Chicago, IL – Chief James Black and Captain Jeff Dill joined Congresswoman Robin Kelly yesterday to mark Suicide Prevention Month and call for greater access to federal first responder resiliency and wellness resources.
Chief James R. Black, president, Illinois Association of Chiefs of Police, said, “In law enforcement, we need to do a better job of taking care of the people who take care of our communities. More and more police departments are stepping up to do this. Congresswoman Kelly’s bill should make it easier for them to secure grant money to help their officers. This is timely and it is needed.”
“As founder of Firefighter Behavioral Health Alliance, I would like to thank Congresswoman Kelly for her thoughtfulness and dedication to my brothers and sisters in the fire, EMS and dispatch world,” said Jeff Dill, founder of the Firefighter Behavioral Health Alliance and retired Captain of the Palatine Rural Fire Protection District in Inverness, IL. “Her sponsorship of the First Responder Resiliency Act (H.R. 6003) and support of Congressman Bera's bill H.R. 1646 will allow more organizations to bring behavioral health awareness and training to more members across the U.S.”
Chief Art Acevedo, Chief of Police, Houston, Texas, and President of the Major Cities Chiefs Association, added, “The MCCA thanks Rep. Kelly for her commitment to the health and wellness of our nation’s first responders. Given the multitude of current threats—from COVID-19 and natural disasters to civil unrest and violent crime—it is vitally important that our brave first responders have access to mental health and wellness programs that provide the support they need. The First Responder Resiliency Act will play an important role in ensuring these programs are robust and widely available.” Chief Acevedo was unavailable for the call but provided this quote.

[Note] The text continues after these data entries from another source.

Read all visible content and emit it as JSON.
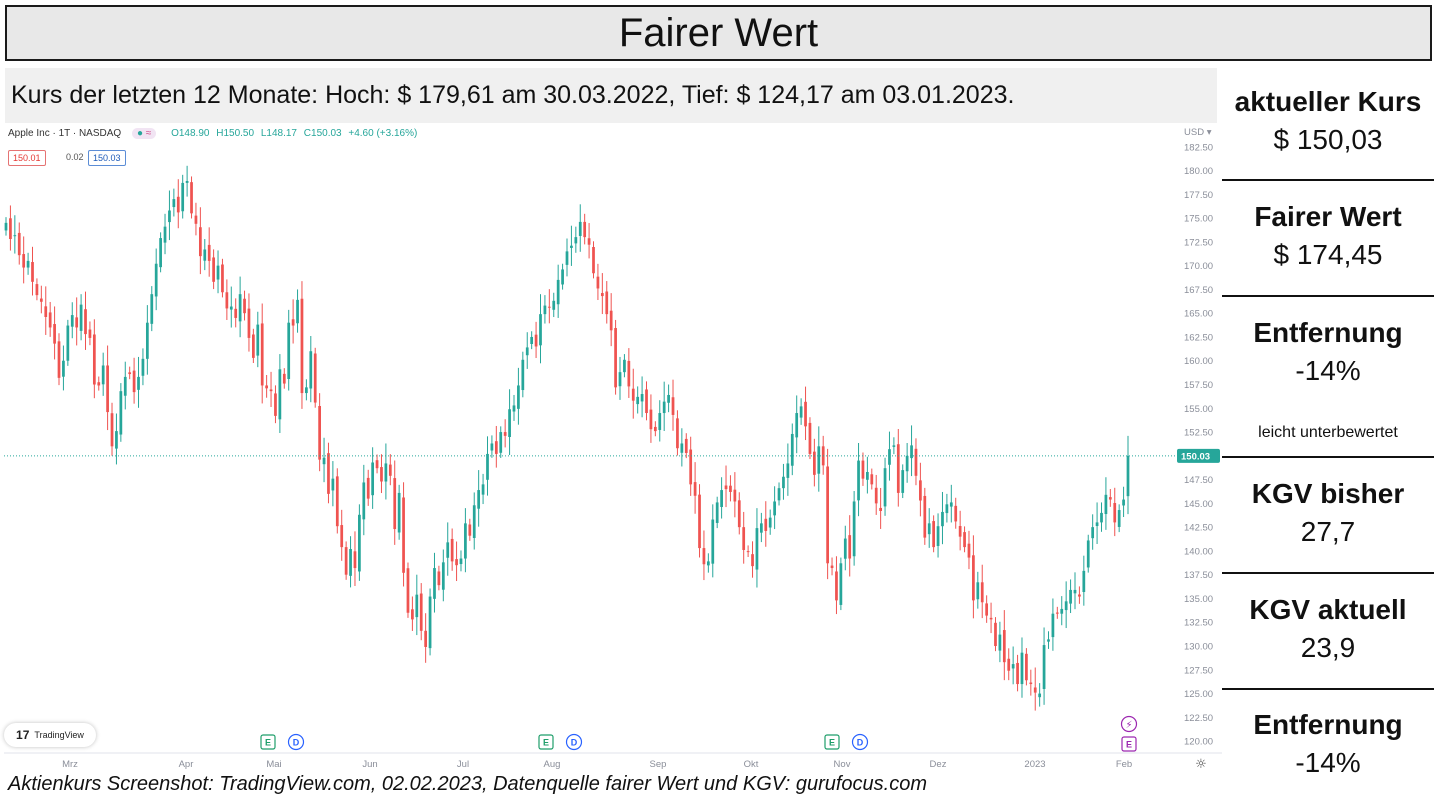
{
  "title": "Fairer Wert",
  "range_text": "Kurs der letzten 12 Monate: Hoch: $ 179,61 am 30.03.2022, Tief: $ 124,17 am 03.01.2023.",
  "source_text": "Aktienkurs Screenshot: TradingView.com, 02.02.2023, Datenquelle fairer Wert und KGV: gurufocus.com",
  "panel": {
    "current_price_label": "aktueller Kurs",
    "current_price_value": "$ 150,03",
    "fair_value_label": "Fairer Wert",
    "fair_value_value": "$ 174,45",
    "distance_label": "Entfernung",
    "distance_value": "-14%",
    "assessment": "leicht unterbewertet",
    "pe_past_label": "KGV bisher",
    "pe_past_value": "27,7",
    "pe_current_label": "KGV aktuell",
    "pe_current_value": "23,9",
    "distance2_label": "Entfernung",
    "distance2_value": "-14%"
  },
  "tradingview": {
    "symbol": "Apple Inc · 1T · NASDAQ",
    "open": "O148.90",
    "high": "H150.50",
    "low": "L148.17",
    "close": "C150.03",
    "change": "+4.60 (+3.16%)",
    "bid": "150.01",
    "spread": "0.02",
    "ask": "150.03",
    "logo_text": "TradingView",
    "currency": "USD"
  },
  "chart_data": {
    "type": "candlestick",
    "ylim": [
      118.75,
      185.0
    ],
    "y_ticks": [
      "120.00",
      "122.50",
      "125.00",
      "127.50",
      "130.00",
      "132.50",
      "135.00",
      "137.50",
      "140.00",
      "142.50",
      "145.00",
      "147.50",
      "150.00",
      "152.50",
      "155.00",
      "157.50",
      "160.00",
      "162.50",
      "165.00",
      "167.50",
      "170.00",
      "172.50",
      "175.00",
      "177.50",
      "180.00",
      "182.50"
    ],
    "x_labels": [
      "Mrz",
      "Apr",
      "Mai",
      "Jun",
      "Jul",
      "Aug",
      "Sep",
      "Okt",
      "Nov",
      "Dez",
      "2023",
      "Feb"
    ],
    "last_price_label": "150.03",
    "close_series": [
      174.5,
      172.8,
      173.2,
      171.1,
      169.8,
      170.5,
      168.3,
      166.9,
      166.2,
      164.6,
      163.5,
      161.8,
      158.2,
      160.0,
      163.7,
      164.8,
      163.5,
      165.9,
      162.8,
      162.4,
      157.5,
      157.4,
      159.5,
      154.6,
      151.0,
      152.6,
      156.8,
      158.3,
      158.6,
      156.7,
      158.3,
      160.2,
      164.0,
      167.0,
      170.2,
      172.9,
      174.1,
      175.8,
      177.0,
      175.6,
      178.7,
      178.9,
      175.5,
      174.4,
      171.0,
      171.7,
      170.5,
      168.3,
      170.0,
      167.2,
      165.5,
      165.7,
      164.5,
      167.0,
      165.0,
      162.4,
      160.3,
      163.8,
      157.4,
      157.1,
      156.8,
      154.2,
      159.1,
      157.6,
      164.0,
      163.7,
      166.4,
      156.6,
      157.2,
      161.0,
      155.6,
      149.6,
      149.8,
      146.0,
      147.6,
      142.6,
      140.4,
      137.5,
      140.2,
      138.2,
      143.8,
      147.2,
      145.5,
      149.3,
      148.7,
      147.3,
      149.2,
      147.9,
      142.3,
      146.1,
      137.7,
      133.5,
      132.8,
      135.4,
      131.6,
      129.9,
      135.2,
      138.2,
      136.4,
      138.8,
      140.9,
      138.9,
      138.5,
      139.2,
      142.9,
      141.6,
      144.8,
      146.4,
      147.0,
      150.2,
      151.3,
      150.2,
      152.5,
      152.1,
      154.9,
      155.3,
      157.4,
      160.1,
      161.4,
      162.5,
      161.5,
      164.9,
      165.8,
      165.6,
      166.3,
      168.5,
      169.6,
      171.5,
      172.1,
      173.0,
      174.6,
      173.0,
      172.2,
      169.2,
      167.6,
      166.8,
      164.9,
      163.2,
      157.2,
      158.8,
      160.1,
      157.3,
      155.8,
      156.2,
      156.5,
      154.5,
      152.8,
      152.6,
      154.5,
      155.7,
      156.4,
      154.3,
      150.8,
      151.3,
      150.3,
      147.0,
      145.8,
      140.3,
      138.6,
      138.9,
      143.3,
      145.1,
      146.4,
      146.5,
      146.2,
      145.2,
      142.5,
      140.1,
      139.9,
      138.4,
      142.4,
      142.9,
      142.1,
      143.5,
      145.2,
      146.6,
      147.8,
      149.2,
      152.3,
      154.5,
      155.2,
      153.1,
      150.2,
      148.0,
      151.0,
      149.0,
      138.7,
      138.2,
      134.8,
      138.7,
      141.3,
      139.2,
      145.2,
      149.5,
      147.6,
      148.3,
      147.0,
      145.0,
      144.2,
      148.7,
      150.7,
      151.1,
      146.1,
      148.5,
      150.0,
      151.1,
      147.9,
      145.3,
      141.4,
      142.9,
      140.4,
      142.6,
      144.1,
      144.9,
      145.1,
      143.1,
      141.5,
      140.4,
      139.3,
      134.8,
      136.7,
      134.6,
      133.2,
      132.8,
      130.0,
      131.2,
      128.3,
      127.4,
      128.1,
      126.0,
      129.3,
      126.4,
      126.0,
      125.1,
      125.0,
      130.1,
      130.7,
      133.4,
      133.4,
      133.9,
      134.7,
      135.9,
      135.9,
      135.2,
      137.9,
      141.1,
      142.5,
      143.0,
      144.0,
      145.9,
      145.4,
      143.0,
      144.3,
      145.4,
      150.0
    ]
  }
}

Congresswoman Kelly introduced the First Responder Resiliency Act (H.R. 6003)in February 2020 after the Chicago Police Department experienced eight officer suicides in 2019. The legislation would waive the matching fund requirement, ranging from five to fifteen percent, for job-related mental health grants under FEMA’s AFG program and DOJ’s COPS program. A Congressional query from Congresswoman Kelly found that less than one percent of AFG grant application and awards in FY17 and FY18 were for job-related mental health programs.
“As our communities have battled the COVID-19 pandemic, the role and importance of our first responders has never been clearer. Legislation like the Heroes Act and First Responder Resiliency Act show our heroes that Congress stands with them as they protect and serve our communities,” said Congresswoman Kelly. “Tragically, first responders were facing a resiliency crisis long before COVID-19 as suicides claimed more first responders than line of duty deaths over the last five years. It’s time to make more resources available to support wellness and resiliency.”